Такое раскачивание - от доводов разума к голосу сердца - и не дает дробить "Итальянские впечатления" на отдельные умозаключения. Цитировать эту книгу возможно, даже очень, и очень хочется, чем я и занимаюсь, но - бессмысленно. Знаменитая розановская субъективность здесь доходит до абсурда и пародии. Он несправедлив к тем и к другим. "Капри не дальше от Неаполя... чем от Петербурга Кронштадт. Но Кронштадт из Петербурга не виден, а Капри весь виден" - словно Финский залив виновнее Неаполитанского. И тут же - об итальянских солдатах, предстающих безо всяких объяснений "с недоразвитою душою", да и "ружья у них - глупые, не со штыками, а с какими-то искривленными ножами, точно у кухарки, готовящейся разрезать щуку". Штыки-то чем виноваты?

Розанов борется. Сам с собой, конечно. С собственной презумпцией. Ничего не выходит с идеей Италии как мертвой музейной пустыни. Впечатления - не по кускам, а в целом - единый торжествующий вопль: "Необыкновенный гений, необыкновенная изобретательность, необыкновенная подвижность". Видно, что более всего поразило Розанова: на все лады повторяемое живость и, главное, жизнеспособность католичества. Нужно было мужество, чтоб написать о Ватикане - с осуждением даже, но с уважением и признанием мощи: "Там есть бесконечная дисциплина. Но это дисциплина не мертвая, а живая".
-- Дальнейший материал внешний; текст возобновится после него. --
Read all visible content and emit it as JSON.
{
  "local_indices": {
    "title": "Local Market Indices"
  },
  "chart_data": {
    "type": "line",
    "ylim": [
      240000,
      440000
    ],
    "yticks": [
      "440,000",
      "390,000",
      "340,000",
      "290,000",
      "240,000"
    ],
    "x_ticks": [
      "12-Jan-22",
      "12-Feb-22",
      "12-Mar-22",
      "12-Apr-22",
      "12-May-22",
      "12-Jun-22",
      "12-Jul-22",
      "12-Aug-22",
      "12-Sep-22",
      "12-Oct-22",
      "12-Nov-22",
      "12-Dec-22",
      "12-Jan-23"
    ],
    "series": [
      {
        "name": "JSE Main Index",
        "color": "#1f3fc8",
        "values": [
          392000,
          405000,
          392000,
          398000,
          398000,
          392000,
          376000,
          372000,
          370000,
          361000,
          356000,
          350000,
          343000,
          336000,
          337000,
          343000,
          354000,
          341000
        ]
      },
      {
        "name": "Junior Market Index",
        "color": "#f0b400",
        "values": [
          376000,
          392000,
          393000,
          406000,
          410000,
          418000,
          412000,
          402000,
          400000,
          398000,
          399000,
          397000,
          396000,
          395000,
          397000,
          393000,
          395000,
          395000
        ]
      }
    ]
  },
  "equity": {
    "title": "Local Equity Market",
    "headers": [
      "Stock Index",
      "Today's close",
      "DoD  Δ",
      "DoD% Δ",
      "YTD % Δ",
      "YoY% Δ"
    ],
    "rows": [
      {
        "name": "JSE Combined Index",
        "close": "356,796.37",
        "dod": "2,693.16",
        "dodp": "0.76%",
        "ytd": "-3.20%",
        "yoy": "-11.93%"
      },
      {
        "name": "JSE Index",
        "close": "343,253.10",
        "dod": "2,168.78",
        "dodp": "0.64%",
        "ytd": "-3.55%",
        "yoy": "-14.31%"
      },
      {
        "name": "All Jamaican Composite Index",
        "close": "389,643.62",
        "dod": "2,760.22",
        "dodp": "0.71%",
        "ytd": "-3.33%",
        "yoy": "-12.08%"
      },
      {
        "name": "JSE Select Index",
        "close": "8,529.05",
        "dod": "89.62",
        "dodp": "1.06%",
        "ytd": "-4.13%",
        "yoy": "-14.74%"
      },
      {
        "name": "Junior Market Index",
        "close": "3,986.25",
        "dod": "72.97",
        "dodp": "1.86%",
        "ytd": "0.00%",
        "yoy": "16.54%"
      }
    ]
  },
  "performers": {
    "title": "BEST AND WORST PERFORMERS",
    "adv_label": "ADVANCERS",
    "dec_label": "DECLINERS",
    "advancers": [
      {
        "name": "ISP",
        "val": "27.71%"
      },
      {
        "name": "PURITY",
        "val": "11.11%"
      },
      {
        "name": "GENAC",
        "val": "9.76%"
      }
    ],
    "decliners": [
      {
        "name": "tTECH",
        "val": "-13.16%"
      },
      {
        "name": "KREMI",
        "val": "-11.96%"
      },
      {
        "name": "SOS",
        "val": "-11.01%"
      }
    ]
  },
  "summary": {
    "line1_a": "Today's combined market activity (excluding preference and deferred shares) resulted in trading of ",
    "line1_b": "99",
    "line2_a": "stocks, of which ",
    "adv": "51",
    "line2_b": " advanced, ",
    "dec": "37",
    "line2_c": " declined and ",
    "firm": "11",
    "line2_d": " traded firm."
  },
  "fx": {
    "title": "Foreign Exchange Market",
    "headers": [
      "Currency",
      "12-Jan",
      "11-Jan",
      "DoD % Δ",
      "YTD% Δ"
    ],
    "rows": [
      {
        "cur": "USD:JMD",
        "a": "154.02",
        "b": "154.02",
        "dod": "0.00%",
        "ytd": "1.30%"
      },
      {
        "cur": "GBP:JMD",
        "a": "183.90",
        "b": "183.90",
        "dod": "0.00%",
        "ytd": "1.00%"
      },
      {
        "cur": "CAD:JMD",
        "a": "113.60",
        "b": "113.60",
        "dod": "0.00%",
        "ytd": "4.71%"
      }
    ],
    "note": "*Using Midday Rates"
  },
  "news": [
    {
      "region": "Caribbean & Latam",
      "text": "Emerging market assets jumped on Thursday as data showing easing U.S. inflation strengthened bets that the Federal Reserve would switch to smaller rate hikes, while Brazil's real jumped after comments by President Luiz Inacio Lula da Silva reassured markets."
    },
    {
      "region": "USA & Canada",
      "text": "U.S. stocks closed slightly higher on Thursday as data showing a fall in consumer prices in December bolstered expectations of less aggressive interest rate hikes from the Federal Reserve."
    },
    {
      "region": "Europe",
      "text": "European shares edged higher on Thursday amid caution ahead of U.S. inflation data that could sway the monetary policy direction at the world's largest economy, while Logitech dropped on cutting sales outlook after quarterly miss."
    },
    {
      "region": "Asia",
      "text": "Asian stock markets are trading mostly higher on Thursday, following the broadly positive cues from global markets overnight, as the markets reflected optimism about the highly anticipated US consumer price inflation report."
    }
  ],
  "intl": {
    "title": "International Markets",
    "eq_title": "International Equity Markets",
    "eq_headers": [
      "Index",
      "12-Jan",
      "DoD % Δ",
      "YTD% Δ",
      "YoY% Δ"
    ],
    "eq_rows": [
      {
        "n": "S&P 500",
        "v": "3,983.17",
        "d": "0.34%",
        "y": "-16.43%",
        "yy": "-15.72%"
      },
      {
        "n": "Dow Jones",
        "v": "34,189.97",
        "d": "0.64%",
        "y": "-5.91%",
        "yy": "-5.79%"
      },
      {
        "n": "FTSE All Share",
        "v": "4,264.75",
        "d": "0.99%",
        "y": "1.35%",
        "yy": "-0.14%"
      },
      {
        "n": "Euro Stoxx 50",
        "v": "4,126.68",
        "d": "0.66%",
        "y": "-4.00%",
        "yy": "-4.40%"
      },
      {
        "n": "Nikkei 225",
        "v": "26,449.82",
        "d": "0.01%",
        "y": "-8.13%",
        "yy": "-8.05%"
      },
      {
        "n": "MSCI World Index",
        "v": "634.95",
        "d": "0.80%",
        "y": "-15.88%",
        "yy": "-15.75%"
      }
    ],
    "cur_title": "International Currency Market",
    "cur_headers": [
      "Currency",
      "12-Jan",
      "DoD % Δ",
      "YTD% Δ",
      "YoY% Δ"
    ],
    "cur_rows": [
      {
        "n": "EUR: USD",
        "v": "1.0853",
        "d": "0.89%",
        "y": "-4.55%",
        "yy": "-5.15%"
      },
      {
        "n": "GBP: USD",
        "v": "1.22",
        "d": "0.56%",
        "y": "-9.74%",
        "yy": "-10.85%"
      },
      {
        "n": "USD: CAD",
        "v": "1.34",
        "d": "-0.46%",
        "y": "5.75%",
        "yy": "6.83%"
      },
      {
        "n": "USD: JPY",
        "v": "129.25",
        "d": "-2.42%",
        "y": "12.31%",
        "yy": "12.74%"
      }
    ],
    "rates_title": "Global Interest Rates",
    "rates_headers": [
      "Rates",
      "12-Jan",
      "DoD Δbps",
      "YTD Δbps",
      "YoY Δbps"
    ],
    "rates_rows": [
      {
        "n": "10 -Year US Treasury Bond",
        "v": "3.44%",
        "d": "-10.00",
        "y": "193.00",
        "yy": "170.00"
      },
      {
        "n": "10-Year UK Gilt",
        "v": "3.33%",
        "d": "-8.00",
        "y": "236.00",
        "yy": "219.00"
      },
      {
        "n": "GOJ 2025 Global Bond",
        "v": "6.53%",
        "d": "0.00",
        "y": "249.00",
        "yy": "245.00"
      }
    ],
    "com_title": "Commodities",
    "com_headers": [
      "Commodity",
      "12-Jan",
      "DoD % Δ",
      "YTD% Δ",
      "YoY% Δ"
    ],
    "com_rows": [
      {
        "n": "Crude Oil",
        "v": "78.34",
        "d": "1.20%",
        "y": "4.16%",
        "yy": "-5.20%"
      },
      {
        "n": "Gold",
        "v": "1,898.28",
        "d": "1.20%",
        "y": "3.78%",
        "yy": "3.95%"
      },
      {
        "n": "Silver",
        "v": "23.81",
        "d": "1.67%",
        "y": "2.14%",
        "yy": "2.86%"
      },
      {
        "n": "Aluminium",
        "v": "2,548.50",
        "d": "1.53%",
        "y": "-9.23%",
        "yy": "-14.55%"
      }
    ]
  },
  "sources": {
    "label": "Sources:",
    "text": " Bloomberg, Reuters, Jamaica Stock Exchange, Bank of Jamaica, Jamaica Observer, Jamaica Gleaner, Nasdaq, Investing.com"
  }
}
Разница между православием и католицизмом выступает отнюдь не в богословском развороте темы, но в социокультурном, если не социопсихологическом. Еще вернее - вполне по-русски вырисовывается литературная парадигма проблемы: различие между созерцателем Обломовым и деятелем Штольцем. Душа лежит, понятно, к Обломову, но Штольц вызывает - нет, не зависть, а ревность. Вот подходящее слово для описания того комплекса, который осеняет "Итальянские впечатления" Розанова, уже потому хотя бы, что ревность невозможна хоть без толики любви.

Не сами по себе подвижность и активность католичества волнуют Розанова, а то, что по этой причине так велик приток художественных талантов на поприще католицизма и оттого так естественны в храме и музыка, и живопись, и образы животных. И хотя он твердит, словно заклиная, о несовместимости западного и восточного христианства, перед великим искусством расхождения стушевываются. А еще более - перед осязаемой жизнью, пережитым "чувством земного шара, особым космическим чувством".

И надо было приехать самому в Италию, чтобы там, а не дома прийти к главному, возможно, выводу, уже не разделяя веру на католическую и православную, а объединяясь, точнее - присоединяясь, едва ли не как младший к старшему: "Все умерло, кроме христианства".

Может быть, только в Италии православный Розанов остро ощутил себя христианином вообще. Он коснулся католичества "пальцами" на сцене его непосредственного действия - в соборе и на улице - и испытал чувство теплой близости вместе с ощущением исторической взаимосвязанности, не конкретной - всего со всем. Ревнивый испытующий взгляд оказался плодотворным. Возможно, в "Итальянских впечатлениях" и вправду "не слишком много Италии" - но ровно столько, сколько нужно.